Von einem Rückschlag in der Jahresrechnung berichtete Kassier Stefan Näf, Ebnat-Kappel. Bei Einnahmen von knapp 2600 Franken und Ausgaben von gut 3500 Franken musste ein Ausgabenüberschuss von gut 900 Franken verbucht werden. Dies führte zu einer Vermögensabnahme, welche für den Verein verkraftbar ist. Als Grund wurde der Verzicht auf eine Bewirtung auf eigene Rechnung, anlässlich der letzten Alpwanderung, angegeben. Apropos Alpwanderung: Diese soll am 23. oder 25. Juli vom Rumpf über die Twerenalp zur Chrüzegg und via Schwämmli zurück zum Rumpf führen.

Mehrere Jahrzehnte im Einsatz

Vier Älpler, welche mehrere Jahrzehnte im Einsatz waren, wurden durch den Vorstand geehrt. Es sind dies: Peter Weber, Wildhaus, für 40 Jahre Alpsenn Oberhag und gleichzeitig auch 35 Jahre Alpsenn Gamplüt. Dazu stellte er seine Schaffenskraft während rund 30 Jahren der Alpkorporation als Revisor zur Verfügung.
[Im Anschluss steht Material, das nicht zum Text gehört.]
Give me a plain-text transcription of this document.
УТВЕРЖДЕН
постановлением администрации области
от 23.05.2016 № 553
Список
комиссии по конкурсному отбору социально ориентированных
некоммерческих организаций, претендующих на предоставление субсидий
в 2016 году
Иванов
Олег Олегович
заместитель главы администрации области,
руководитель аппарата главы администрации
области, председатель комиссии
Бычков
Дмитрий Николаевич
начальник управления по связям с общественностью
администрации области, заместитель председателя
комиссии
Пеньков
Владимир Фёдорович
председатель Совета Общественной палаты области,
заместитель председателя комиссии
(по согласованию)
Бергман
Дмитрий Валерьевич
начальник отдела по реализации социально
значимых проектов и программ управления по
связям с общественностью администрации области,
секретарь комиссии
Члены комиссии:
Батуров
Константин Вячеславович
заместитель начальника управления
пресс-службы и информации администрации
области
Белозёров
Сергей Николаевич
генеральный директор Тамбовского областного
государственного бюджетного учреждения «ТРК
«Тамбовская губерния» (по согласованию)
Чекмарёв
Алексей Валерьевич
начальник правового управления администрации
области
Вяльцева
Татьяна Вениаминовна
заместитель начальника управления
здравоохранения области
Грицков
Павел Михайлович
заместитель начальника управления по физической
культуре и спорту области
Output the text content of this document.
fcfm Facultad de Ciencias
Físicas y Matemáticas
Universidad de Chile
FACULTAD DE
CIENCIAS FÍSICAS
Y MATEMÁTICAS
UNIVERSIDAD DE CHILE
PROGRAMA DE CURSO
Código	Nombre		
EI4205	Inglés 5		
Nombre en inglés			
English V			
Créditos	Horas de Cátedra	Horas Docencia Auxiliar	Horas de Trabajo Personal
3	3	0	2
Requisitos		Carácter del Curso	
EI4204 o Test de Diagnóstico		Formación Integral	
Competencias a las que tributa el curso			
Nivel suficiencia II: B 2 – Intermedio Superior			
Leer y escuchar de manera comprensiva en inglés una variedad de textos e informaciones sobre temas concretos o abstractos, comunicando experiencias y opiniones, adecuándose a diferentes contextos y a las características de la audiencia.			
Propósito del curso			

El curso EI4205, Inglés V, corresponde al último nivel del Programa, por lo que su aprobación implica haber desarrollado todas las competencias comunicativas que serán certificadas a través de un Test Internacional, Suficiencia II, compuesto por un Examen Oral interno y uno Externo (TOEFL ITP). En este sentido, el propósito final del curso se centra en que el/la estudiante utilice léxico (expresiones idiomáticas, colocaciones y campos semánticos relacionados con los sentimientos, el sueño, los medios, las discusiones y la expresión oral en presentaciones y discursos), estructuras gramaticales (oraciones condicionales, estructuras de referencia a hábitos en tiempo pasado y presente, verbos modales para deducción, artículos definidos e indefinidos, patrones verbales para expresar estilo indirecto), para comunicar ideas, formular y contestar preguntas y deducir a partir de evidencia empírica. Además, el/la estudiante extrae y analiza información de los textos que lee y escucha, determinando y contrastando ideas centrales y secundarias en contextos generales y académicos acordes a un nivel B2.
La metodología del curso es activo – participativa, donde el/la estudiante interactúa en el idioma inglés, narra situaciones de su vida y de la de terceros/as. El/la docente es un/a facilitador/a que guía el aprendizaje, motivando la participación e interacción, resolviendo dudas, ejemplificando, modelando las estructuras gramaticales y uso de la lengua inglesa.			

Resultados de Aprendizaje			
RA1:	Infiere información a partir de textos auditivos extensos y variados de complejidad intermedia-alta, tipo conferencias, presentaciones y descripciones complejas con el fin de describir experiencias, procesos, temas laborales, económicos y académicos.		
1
Ruedi Frei, Wildhaus, 30 Jahre Alpsenn Gamplüt und zudem während dreier Amtsperioden Präsident der Alpkorporation, gleichzeitig auch 26 Jahre Alpsenn auf der Vorsömmerung Lisigweid. Paul Rutz, Mogelsberg, 18 Jahre Vorstand der Alpgenossenschaft Mogelsberg, davon 17 Jahre als Kassier. Hansueli Freitag, Brunnadern, während zwölf Jahren im Einsatz als Kassier für die Alpgenossenschaft Furth-Brunnadern.

Artenreiche Alpweiden erhalten

Markus Hobi, Leiter des Landwirtschaftlichen Zentrums (LZSH) und Präsident Alpwirtschaft St. Gallen, erläuterte Details der Sömmerungsbeiträge und des Alpungsbeitrags. Zudem gab es Informationen über die Beiträge für Biodiversitätsförderflächen (BFF). Dabei gehe es um den vielfältigen Pflanzenbestand auf den Alpweiden und damit auch um den Erhalt artenreicher Weiden. «Bei diesem Programm können Beiträge ohne grosse Veränderungen auf der Alp generiert werden. Wichtig ist aber, dass die Flächen in gewohnter Art weiter gepflegt werden und die Bewirtschafter dafür sorgen, dass diese nicht verbuschen.» Ganz anders bei den Landschaftsqualitätsbeiträgen: Da empfahl Markus Hobi, das Sömmerungsgebiet mit einzubeziehen. Dabei stehe das Toggenburg gut da, sei doch das Pilotprojekt Neckertal bereits in Bern eingereicht. Zudem habe die Regionalorganisation durch die Hochschule Rapperswil Abklärungen für die Region treffen lassen. «Die Chancen, sich an diesem Projekt zu beteiligen, stehen also gut.»